Here is a great, very accessible video where the CTO of MobileEye (which provides some of the components for Tesla's "autopilot") explains his views on the challenges of end-to-end learning for autonomous vehicles, and why it's preferable to decompose the problem instead (still using deep learning for the decomposed modules). https://www.youtube.com/watch?v=GCMXXXmxG-I
I'm inclined to agree, especially because it helps in 1) providing diagnostic information (such as the great driving visualizations shown in the video), and 2) makes it easier to incorporate algorithms and sensors (like with Google's cars) as a redundancy in case the neural network hits a crazy edge case.

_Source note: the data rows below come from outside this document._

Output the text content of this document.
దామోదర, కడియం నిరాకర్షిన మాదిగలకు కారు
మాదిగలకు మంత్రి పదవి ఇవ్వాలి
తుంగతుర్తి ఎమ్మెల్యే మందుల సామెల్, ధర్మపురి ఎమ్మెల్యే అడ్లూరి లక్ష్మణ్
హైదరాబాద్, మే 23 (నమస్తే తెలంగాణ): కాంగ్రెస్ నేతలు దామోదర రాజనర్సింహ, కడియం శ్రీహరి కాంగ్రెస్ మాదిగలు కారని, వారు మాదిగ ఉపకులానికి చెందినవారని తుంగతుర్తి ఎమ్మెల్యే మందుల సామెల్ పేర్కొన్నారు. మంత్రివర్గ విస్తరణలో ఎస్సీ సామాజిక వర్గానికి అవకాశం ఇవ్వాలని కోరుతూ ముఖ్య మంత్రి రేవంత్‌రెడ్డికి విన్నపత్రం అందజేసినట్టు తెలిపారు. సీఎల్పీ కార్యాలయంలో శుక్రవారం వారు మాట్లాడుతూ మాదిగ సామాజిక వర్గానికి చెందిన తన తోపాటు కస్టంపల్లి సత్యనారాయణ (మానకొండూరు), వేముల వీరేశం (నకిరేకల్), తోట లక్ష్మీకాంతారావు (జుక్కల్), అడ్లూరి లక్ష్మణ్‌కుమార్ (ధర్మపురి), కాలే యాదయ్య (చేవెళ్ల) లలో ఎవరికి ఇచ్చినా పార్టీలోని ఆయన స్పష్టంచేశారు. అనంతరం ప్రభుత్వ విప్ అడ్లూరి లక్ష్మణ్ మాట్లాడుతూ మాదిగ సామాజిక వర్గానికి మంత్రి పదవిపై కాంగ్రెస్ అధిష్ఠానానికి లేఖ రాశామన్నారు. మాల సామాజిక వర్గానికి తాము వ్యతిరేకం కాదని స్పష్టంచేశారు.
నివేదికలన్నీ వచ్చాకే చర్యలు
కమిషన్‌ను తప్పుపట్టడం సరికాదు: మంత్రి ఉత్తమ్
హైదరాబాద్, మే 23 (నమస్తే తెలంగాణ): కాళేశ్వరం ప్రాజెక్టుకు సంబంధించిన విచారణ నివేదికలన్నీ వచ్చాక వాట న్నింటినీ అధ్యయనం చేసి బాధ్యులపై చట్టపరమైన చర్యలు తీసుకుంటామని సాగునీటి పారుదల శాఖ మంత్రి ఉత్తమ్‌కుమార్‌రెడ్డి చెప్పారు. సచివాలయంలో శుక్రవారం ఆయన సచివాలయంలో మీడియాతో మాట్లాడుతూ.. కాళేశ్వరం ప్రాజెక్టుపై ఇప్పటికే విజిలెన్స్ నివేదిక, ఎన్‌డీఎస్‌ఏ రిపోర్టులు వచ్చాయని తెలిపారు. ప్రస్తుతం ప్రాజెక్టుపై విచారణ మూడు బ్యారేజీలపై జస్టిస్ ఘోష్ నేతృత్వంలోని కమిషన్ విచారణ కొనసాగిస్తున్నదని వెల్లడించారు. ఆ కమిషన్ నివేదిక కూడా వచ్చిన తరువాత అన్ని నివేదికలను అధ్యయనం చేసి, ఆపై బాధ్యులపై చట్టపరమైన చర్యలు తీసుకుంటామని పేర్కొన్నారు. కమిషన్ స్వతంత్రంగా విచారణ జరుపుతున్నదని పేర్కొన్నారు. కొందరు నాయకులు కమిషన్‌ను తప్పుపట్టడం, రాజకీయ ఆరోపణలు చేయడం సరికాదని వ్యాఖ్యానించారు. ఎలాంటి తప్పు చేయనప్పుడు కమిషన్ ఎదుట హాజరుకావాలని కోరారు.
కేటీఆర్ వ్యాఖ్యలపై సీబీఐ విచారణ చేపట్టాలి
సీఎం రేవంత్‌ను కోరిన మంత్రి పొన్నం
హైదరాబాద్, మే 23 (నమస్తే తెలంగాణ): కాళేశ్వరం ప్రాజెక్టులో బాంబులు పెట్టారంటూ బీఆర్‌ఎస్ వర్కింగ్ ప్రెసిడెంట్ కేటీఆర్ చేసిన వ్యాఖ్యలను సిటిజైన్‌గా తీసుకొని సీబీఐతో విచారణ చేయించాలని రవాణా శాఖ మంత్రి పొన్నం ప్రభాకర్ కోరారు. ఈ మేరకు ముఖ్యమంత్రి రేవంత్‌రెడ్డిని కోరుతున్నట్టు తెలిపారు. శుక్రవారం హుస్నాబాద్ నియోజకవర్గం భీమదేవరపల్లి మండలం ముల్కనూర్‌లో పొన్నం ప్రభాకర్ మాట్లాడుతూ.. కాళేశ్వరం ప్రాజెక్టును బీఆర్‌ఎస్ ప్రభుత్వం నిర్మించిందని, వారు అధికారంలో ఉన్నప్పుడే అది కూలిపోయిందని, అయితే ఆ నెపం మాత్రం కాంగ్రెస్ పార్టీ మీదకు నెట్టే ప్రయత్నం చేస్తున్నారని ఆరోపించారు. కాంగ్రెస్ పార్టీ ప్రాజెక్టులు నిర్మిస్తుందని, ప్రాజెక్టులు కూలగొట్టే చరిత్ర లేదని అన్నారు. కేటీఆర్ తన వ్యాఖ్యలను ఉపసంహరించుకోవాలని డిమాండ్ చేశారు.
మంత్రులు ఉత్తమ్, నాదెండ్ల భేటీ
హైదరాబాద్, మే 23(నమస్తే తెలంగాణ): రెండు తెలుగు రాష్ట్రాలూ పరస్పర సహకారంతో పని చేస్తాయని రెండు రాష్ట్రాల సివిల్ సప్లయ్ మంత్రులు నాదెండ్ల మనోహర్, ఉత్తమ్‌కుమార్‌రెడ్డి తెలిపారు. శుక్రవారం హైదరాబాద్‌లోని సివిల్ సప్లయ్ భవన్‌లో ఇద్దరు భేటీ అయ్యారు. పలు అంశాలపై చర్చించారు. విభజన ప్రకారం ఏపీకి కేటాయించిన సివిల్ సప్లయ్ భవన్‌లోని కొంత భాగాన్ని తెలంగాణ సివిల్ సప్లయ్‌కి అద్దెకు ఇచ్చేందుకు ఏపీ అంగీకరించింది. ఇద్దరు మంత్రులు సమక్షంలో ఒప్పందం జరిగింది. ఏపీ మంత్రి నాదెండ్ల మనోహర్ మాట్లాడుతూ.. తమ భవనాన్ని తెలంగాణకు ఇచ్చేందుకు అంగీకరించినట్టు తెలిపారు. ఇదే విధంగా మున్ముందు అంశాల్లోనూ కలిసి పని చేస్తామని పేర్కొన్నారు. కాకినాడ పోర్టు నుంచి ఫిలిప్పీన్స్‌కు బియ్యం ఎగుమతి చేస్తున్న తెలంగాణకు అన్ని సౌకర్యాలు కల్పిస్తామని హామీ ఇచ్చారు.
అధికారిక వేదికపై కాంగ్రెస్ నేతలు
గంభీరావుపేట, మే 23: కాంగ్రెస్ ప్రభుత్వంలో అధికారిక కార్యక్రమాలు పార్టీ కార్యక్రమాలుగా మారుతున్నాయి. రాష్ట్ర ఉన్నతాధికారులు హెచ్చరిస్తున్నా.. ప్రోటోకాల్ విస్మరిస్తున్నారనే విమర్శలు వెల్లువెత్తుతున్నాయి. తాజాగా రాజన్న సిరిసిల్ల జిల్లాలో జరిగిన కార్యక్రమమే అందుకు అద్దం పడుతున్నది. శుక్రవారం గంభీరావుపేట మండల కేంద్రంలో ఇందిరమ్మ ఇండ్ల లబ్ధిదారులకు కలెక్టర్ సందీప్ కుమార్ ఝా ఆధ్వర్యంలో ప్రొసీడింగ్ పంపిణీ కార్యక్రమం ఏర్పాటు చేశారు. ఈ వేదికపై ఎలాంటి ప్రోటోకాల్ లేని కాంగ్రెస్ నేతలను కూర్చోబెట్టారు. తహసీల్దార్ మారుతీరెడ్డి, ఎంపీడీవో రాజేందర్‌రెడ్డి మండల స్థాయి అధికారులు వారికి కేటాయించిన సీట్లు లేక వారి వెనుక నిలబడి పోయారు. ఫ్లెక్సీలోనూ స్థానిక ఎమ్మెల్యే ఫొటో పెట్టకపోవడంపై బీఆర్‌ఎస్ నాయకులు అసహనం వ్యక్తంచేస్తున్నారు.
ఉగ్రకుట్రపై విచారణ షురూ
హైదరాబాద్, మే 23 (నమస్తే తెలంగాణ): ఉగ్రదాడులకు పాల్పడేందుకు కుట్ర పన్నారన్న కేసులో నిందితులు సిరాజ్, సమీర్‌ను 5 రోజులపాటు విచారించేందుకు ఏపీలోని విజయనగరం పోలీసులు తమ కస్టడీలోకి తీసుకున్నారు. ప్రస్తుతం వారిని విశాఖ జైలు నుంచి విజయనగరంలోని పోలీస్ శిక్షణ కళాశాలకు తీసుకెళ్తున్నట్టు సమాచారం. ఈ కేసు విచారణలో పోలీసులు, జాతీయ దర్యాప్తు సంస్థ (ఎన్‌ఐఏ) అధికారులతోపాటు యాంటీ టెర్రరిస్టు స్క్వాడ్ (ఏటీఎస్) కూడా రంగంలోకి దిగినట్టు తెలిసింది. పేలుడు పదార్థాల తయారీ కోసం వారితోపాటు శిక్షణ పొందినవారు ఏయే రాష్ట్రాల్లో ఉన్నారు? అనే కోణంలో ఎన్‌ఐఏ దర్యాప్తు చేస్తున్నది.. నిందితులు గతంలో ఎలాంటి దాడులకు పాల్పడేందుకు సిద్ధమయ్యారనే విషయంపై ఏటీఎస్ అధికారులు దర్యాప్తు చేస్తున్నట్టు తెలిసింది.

Engineers are going to break down the problem into many subsystems and test the heck out of them.
Maybe the system can still be globally optimized, though, as long as individual subsystems are still verifiably correctly trained. i.e. lane detection, pedestrian detection could share some of the same convolutional layers and still be tested separately.
My personal prediction is that all of this 2D convolutional network stuff will be extended to 3D within a few years. The front-end will do a full 3D scene reconstruction from first principles, and then some sort of 3D features will be learned on ~that data.
Cool trivia: the building is in Holmdel, NJ and is really nice but sat abandoned for years. Companies can rent coworking space now, they're rebranding as "Bell Works" (http://bell.works)
An Nvidia self-driving car. Impressive...but can it run Crysis?
In all seriousness though I'm really enjoying the number of corps exploring the space of self-driving cars. It can only make the reality of a road full of autonomous cars come all the sooner. (Though with the rate at which I see Google's self driving cars around Austin you'd think they were already out for public consumption.)
The machine learning, no model approach is kind of scary. It's likely to do the right thing most of the time, and something really bogus on rare occasions. There needs to be more than just a model trained from successful driving. Some kind of recognition of "this is bad" is needed.
In aeronautics, we were able to increase safety to an insane level by understanding the physics of the environment, formally proving and certifying algorithms, using Robust control theories that allow to formally deal with uncertainty. The power of mathematical modeling together with robust software testing and a limited/controlled use of learning algorithms is - in my opinion - likelier to bring safety to such systems rather than such an opaque use of CNNs. And I'm not even talking about human machine interaction or liability issue that would emerge from such extreme approaches (which node of the net or which training sample will be blamed?). I guess CNNs allow a lot of wannabe engineers to play with real world problems and dream that their 10 lines python code would match semantic models if fed with more training data, but I'm pretty sure Aircraft/Car manufacturers will/should not replace formally certified controls algorithms and redundant architectures built on the top of hundreds years of analytical results with a rack of NVIDIA GPUs.
It's mind-blowing to me that they did raw image mapping to steering angle, without any manual feature extraction whatsoever. This is just revolutionary.
Wow I guess having a self driving car is the new thing next we'll have self driving sli, can drive two cars if they are joined together with a proprietary cable :-)
More seriously, this is amazing work, I am really impressed, I just wonder if we can't get something more topical like training lasers on mosquitoes or something. I feel like I did when 3D graphics was the new thing, every day it felt like there was a new advance, now the same tech is doing the same thing to machine learning.
"Nvidia is one of the main reasons my computers, I do not want this true of my cars as well." If this was a joke I think the grammatical error led to confusion?
One can always train the network with more and more scenarios, but how do you know when to stop? How good is good enough in this regard?